Handling Data Flashcards
1
Q
data()
A
- Function that reveals R’s built-in data sets.
- Most packages have their own built in data sets.
2
Q
save()
A
- Function that allows the selective saving of objects.
- save(junk, junk2, file=”junky.RData”) = will sepcifically save the object junk and junk2 to an external file present in the working directory named junky.RData.
- There does not need to be a relationship between the external name and its contents.
3
Q
load()
A
- Function that loads a saved R object.
- load(“junky.RData”) = reloads the objects present in junky.RData
4
Q
load(url(“website_url”))
A
- Functions (nested) that allow you to remote load an R Data set.
- Always check the results of your remote load by reviewing the environment tab
5
Q
Reading Excel Files
A
- Useful packages: XLconnect, xlsx, gdata, readXL, etc.
- Function to read data into excel: read_excel(“file_name”, sheet = number, col_names = TRUE, col_types = NULL, na = “”, skip = something or nothing)
- Can always learn more about this function using help(read_excel).
6
Q
Reading Text Files
A
- Extensions: .txt, .csv, .dat, .tab.
- In the Import Dataset tab in the Environment tab, if you have a Local Text File, R will automatically load it (?).
- If the file is a Web URL:
1) Enter the URL.
2) Choose heading “Yes” if variable names are present.
3) Strings as Factors unchecked.
4) Set encoding to automatic.
5) R will correctly identify the dataset as tab separated. - You can check your results using the View() function.
7
Q
How to Read Text Files (functions)
A
1) read.csv()
2) read.delim()
3) read.table()
8
Q
Reading Non-conforming Yet Formatted Data
A
1) readLines()
2) scan()
9
Q
read.csv(“url_name”)
A
- Function used for reading comma separated (typically have .csv extension) files.
10
Q
read.delim(“url_name”)
A
- Function
11
Q
read.table(“url_name”)
A
- Function used for most any type of text file as long as a separator exists + more general than either read.csv or read.delim.
12
Q
readLines(“url_name”)
A
- Function that will read all or part of a text file.
- Useful for data files that are irregular, have no delimiter (commas or a separator) or do not conform to a standard format.
- Will read virtually any file.
13
Q
scan(“url_name”)
A
- Function similar to readLines but will keep a record of the structure or patterning in the data if your need to keep that information.
- More restrictive than readLines().
14
Q
NA / Missing Values
A
- A place within a vector may be reserved for the missing element by assigning the special value NA.

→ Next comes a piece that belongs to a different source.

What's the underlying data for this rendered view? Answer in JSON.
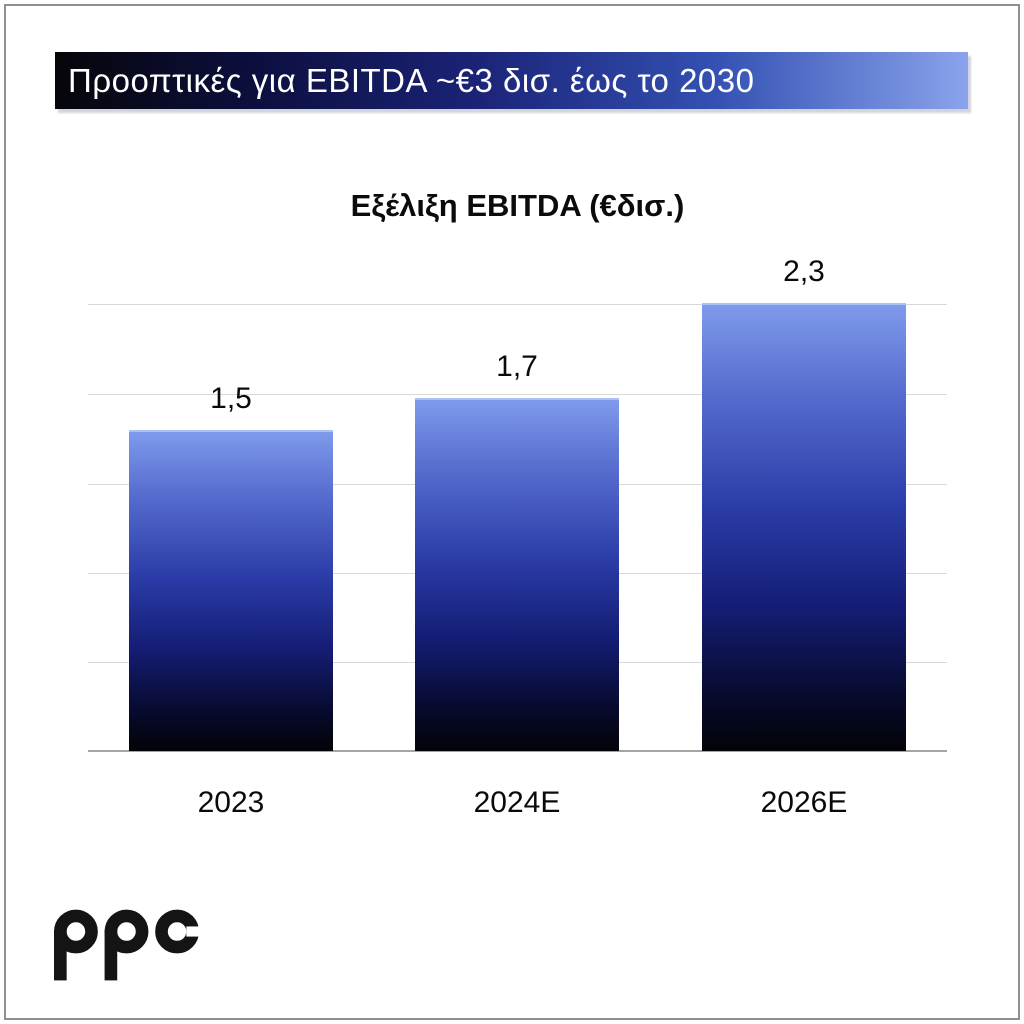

- Usually any operation involving NA results in an NA.
- All types of vectors (character, logical, numeric) can use NA to represent missing values.
15
Q
Numeric Vectors and NA Entries
A
- Includes the symbols -Inf and Inf (positive and negative “infinity”) and NaN (not a number).
16
Q
na.omit() / complete.cases()
A
- Functions that will remove observations with missing values from a dataset.
17
Q
Package foreign
A
- Package that allows us to read data files by competitors of R (DBF, Stata, Epi Info, Minitab, Octave SPSS, SAS and Systat).
- SAS files must be in transport format (.xport file) for package foreign.
- SPSS files require a use of an option to be converted into data frames.
- Stata files can be read up to Stata 12.